By Barb Arland-Fye
Editor
A 30-something woman wrapped in a blanket plopped down in a chair in the dimly lit ER waiting room near my husband Steve and me, wincing in pain. She was a nurse who thought that her gallbladder might be the source of her agonizing pain. The woman seated next to me leaned her head against her loved one’s shoulder as she tried to block the pain of an excruciating headache and lightheadedness.
A man on the other side of the divider in the waiting room coughed and gagged uncontrollably while another man, struggling with pain, could not get up from his seat when an ER staffer called his name. Earlier, we saw a grandmother, holding and comfortingly patting her baby granddaughter while the baby’s worried mother provided information at the check-in window.
No one anticipates a trip to the emergency room, including me, sent there by my primary care physician because of a dangerously low heart rate. The waiting room conveyed a sense of misery in the faces of the people who crossed our path that long day. I couldn’t help but think of Dante’s “Inferno” and the vivid images of misery he described as he descended into the depths of hell before his journey through the realms of heaven.

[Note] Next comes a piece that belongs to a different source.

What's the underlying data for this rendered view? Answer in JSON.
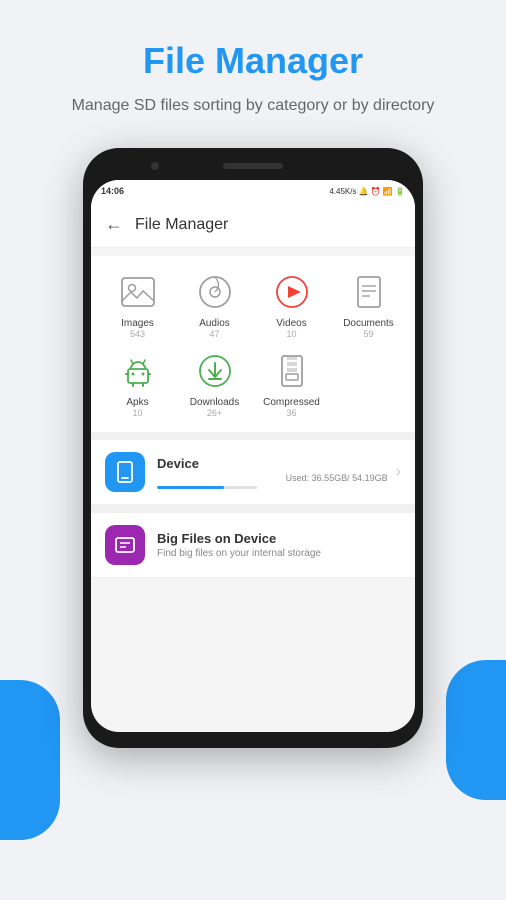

In the midst of the misery in the ER, however, we found companionship through conversations with the people sitting closest to us. We shared a common bond in our (hopefully) temporary health challenges. We joked about the irony of waiting for emergency treatment.
We understood that triage care is fair and appropriate in determining how to deal with too many people needing treatment and not enough staff to provide it. Still, I became frustrated as staff called names of patients who had arrived in the ER long after our little group had. The woman with the gallbladder problem pointed out that our ailing members required procedures that the fast-track patients did not!
Patience is not one of my virtues. Checking emails and reading articles on my smartphone lost appeal in the fifth hour. I approached the check-in counter to ask for an end date to the wait when a nurse called my name. In my ER hospital room, waiting for the doctor, I thumbed through a magazine we receive at The Catholic Messenger, landing on a story I am certain God intended me to read. The article, “A Space to Grow in Gaza,” conveyed a story of hope despite the unrelenting challenges.
These passages delivered a clear message to me: “Overcrowded neighborhoods, noise and pollution, as well as limited basic services, such as access to clean water, electricity and basic health care services are common. Years of war and bombardment have made a deep and lasting psychological impact on people of all ages … Despite all of the hardship, Gazans remain adaptable and resilient” (“One” magazine, December 2022).
My nurse, working in the 10th hour of her 12-hour shift, apologized for the long wait. No need to apologize, I told her, expressing my appreciation to be receiving care that people in some other countries cannot access. I left the ER with hope, potential solutions to my health challenge and prayers for everyone in this world to receive the health care they need.